Here’s the truly disturbing thing: I’ve seen many of these words used on food blogs where the writer is really working hard to be taken seriously.  How can I take any cook seriously who calls a dish “scrummy”?  Aside from it’s resemblance to the word “crummy”, it also sounds like a silly childish version of “scrumptious” which also happens to be a horrible word used mostly to describe the fat cheeks of babies.

I realize that many people use these words to revisit a time of “innocence” along with their children, to enjoy the fleeting wonderful journey of parenting, and that it is meant to reflect their connection to youth and joy in all things sweet and unthreatening.  If that’s really who you are and that truly reflects where you’re at and you use those words intentionally – then who cares?  Use them!

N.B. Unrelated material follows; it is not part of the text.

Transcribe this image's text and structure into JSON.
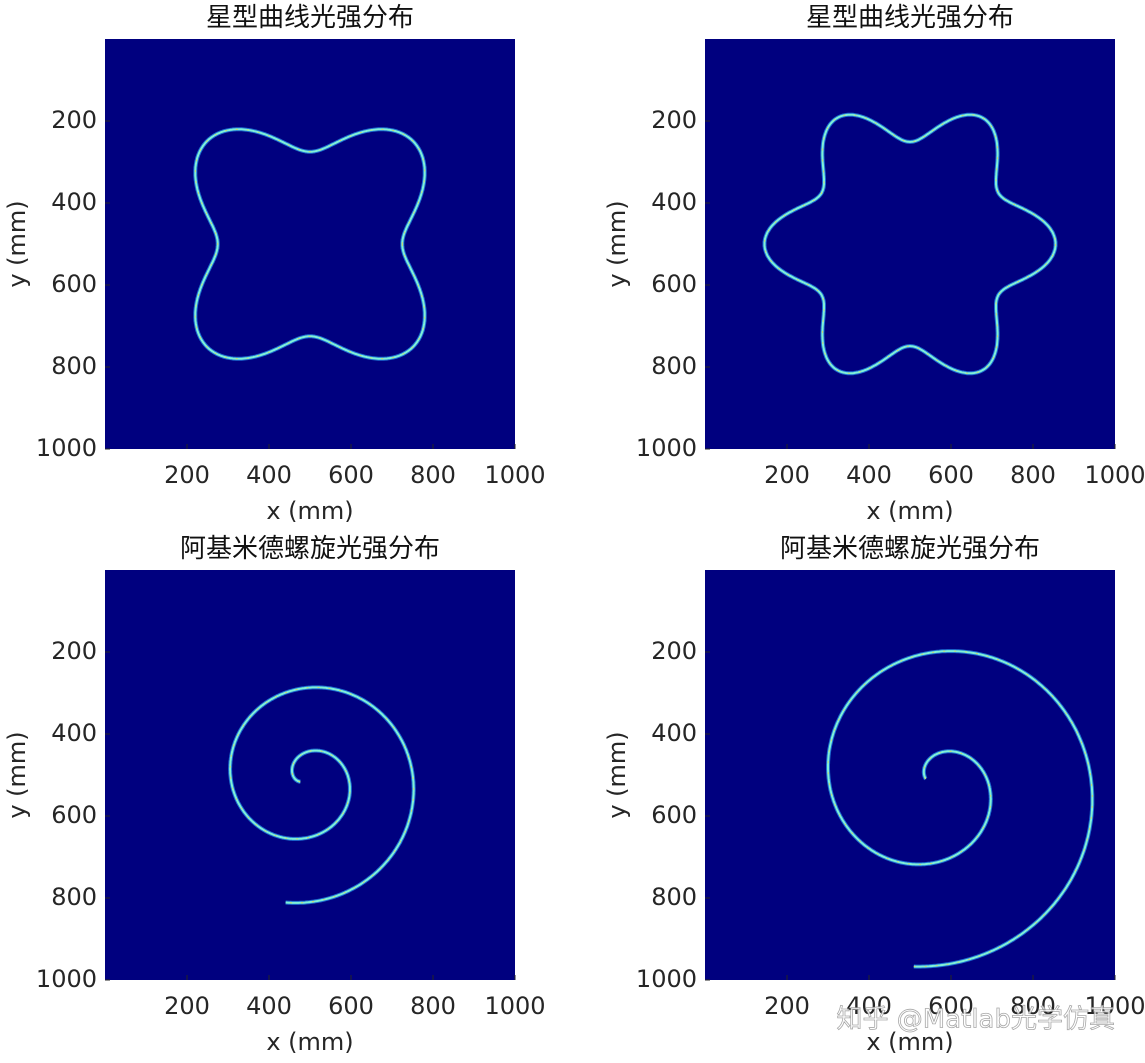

But if you want to be taken seriously in a professional capacity of any kind, these words are not going to earn you any respect.  They are not the words of an adult.  They aren’t going to convince me you’re the expert of anything, not even parenting.  If you want to write a book for other adults then you need to talk like one.

Words are powerful and when used intentionally will help you get where you want to go (wherever that is), but used without thought or understanding may be holding you back from things you want to achieve and opportunities you hope will come your way.

I would like everyone to think more about their use of words and what they say about you.   We have a rich language at our disposal, it’s a shame to let so much of it go to waste on un-words like “om nom nom”.

Update: Another article on this subject has been written on one of my favorite food writing blogs Will Write For Food by Dianne Jacob, The Worst Food Writing Words

So, if you didn’t listen to Rich at Them Apples, and you didn’t listen to me, then surely you will listen to a writer/editor who’s worked in both print and online with food writing and writers for years?  She has links to another article about the same subject and I’m going to put it right here for you:  Top 10 Foodie Words We Hate, by the LA Times The only reason I didn’t do a post specifically about food words I hate is because everyone keeps doing it for me.  So if you’re not a serious writer, who cares what any of us have to say?!  But if you’re a serious writer, especially a food writer, then you should be taking notes and pulling out your dictionary and thesaurus to find better words than

An extra thought: If I want to write a character for a story who is a woman completely wrapped up in her children to the point where she herself is childish, little girly, and unsophisticated, as well as immature- I would use many of those words in the above list in her dialog because it would signal to readers exactly that kind of character.  We all sound like characters to someone else.  What character are you?